The newest offering is a cabin-based trip in the Harvard State Forest. Participants foraged mushrooms with expert Don Pfister, Asa Gray Professor of Systemic Botany, and learned about the significance of wood in colonial times from historian Laurel Ulrich, 300th Anniversary University Professor. Students also did a service project at a local farm.
“At the heart of our programming, it’s about a small group experience that happens in a new setting and involves some shared challenge,” says Teplitz. “FOP is an opportunity for intentional reflection about your personal values, how you want to be living those values, and how you’re experimenting with those values while you’re at school.”
Layla Joudeh ’17 describes FOP as one of the most formative of her Harvard experiences, despite, she jokes, a fear of snakes. After she participated as a freshman, she trained as a FOP leader and later joined the Steering Committee.
“FOP made me realize that I didn’t have to be a new person or need to transform myself and my values in order to fit in or contribute, but rather that helped me understand what I already possess and learn from the people around me,” she says.

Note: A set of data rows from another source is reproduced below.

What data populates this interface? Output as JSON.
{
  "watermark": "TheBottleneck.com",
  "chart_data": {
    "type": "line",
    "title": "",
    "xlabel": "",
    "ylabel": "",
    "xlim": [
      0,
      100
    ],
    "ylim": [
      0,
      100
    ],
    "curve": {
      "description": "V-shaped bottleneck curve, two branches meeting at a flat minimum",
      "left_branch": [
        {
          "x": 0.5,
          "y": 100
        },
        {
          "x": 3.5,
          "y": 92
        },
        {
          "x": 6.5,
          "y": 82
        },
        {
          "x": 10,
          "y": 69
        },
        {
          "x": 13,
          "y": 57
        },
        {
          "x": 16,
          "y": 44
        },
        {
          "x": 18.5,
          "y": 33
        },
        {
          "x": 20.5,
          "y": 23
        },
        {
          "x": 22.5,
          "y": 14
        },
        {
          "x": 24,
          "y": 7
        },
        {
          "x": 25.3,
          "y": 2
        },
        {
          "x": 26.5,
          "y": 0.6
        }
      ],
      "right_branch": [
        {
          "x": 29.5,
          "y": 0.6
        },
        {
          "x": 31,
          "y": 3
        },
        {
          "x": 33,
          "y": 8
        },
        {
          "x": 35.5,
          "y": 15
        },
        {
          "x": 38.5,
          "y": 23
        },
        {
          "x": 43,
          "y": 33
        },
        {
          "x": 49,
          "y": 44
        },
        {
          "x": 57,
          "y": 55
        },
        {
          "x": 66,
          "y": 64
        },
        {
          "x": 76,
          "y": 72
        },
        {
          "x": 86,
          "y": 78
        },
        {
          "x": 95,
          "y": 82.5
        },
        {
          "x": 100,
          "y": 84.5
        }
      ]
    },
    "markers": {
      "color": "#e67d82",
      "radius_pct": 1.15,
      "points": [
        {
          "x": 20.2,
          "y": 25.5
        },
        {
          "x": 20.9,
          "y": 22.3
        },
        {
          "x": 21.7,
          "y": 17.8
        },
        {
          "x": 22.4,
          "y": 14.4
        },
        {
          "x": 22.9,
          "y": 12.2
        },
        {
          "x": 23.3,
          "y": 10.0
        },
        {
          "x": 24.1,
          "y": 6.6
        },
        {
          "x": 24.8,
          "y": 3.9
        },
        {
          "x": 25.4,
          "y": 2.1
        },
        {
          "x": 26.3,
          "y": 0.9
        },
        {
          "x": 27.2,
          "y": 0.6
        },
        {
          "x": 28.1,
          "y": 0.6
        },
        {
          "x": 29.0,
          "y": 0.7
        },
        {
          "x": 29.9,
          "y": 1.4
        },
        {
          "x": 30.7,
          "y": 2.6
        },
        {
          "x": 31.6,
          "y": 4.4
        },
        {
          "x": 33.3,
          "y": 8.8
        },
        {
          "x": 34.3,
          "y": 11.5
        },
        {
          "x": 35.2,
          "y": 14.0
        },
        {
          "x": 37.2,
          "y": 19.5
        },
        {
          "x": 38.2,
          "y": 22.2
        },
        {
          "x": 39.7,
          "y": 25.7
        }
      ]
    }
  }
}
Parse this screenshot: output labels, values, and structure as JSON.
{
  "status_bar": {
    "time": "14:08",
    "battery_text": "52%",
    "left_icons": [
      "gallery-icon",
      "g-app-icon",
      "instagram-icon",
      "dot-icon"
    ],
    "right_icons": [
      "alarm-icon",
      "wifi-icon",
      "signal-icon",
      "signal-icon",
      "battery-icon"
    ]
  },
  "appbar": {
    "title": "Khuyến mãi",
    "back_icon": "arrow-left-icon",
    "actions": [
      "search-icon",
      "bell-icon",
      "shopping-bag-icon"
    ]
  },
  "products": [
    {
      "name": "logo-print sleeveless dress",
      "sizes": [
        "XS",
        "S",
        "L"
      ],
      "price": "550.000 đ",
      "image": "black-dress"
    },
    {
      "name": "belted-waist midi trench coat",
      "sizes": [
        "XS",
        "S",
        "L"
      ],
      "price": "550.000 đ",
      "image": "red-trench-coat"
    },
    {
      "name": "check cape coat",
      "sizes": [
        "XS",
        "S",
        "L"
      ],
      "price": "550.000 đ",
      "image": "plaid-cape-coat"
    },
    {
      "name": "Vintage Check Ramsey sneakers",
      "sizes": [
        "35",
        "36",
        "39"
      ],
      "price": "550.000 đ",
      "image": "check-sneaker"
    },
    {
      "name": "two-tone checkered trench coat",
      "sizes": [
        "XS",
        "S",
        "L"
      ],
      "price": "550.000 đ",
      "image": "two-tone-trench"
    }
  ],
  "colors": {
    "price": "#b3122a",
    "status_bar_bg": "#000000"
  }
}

“What was really nice is that we didn’t have any technology,” says Braunstein. “A lot of activities were geared towards listening to other people and it made me realize I don’t do that as well. Going on FOP was probably my best decision I’ve made at College yet.”
These experiences provide a great foundation for Harvard’s transformative curriculum, says Teplitz, and one of the reasons he wants more students to be able to participate. “When we’re in the woods, everyone has no shower, everyone is sweaty, and it comes down to the fact that it’s not just where you come from, but it’s who you are.”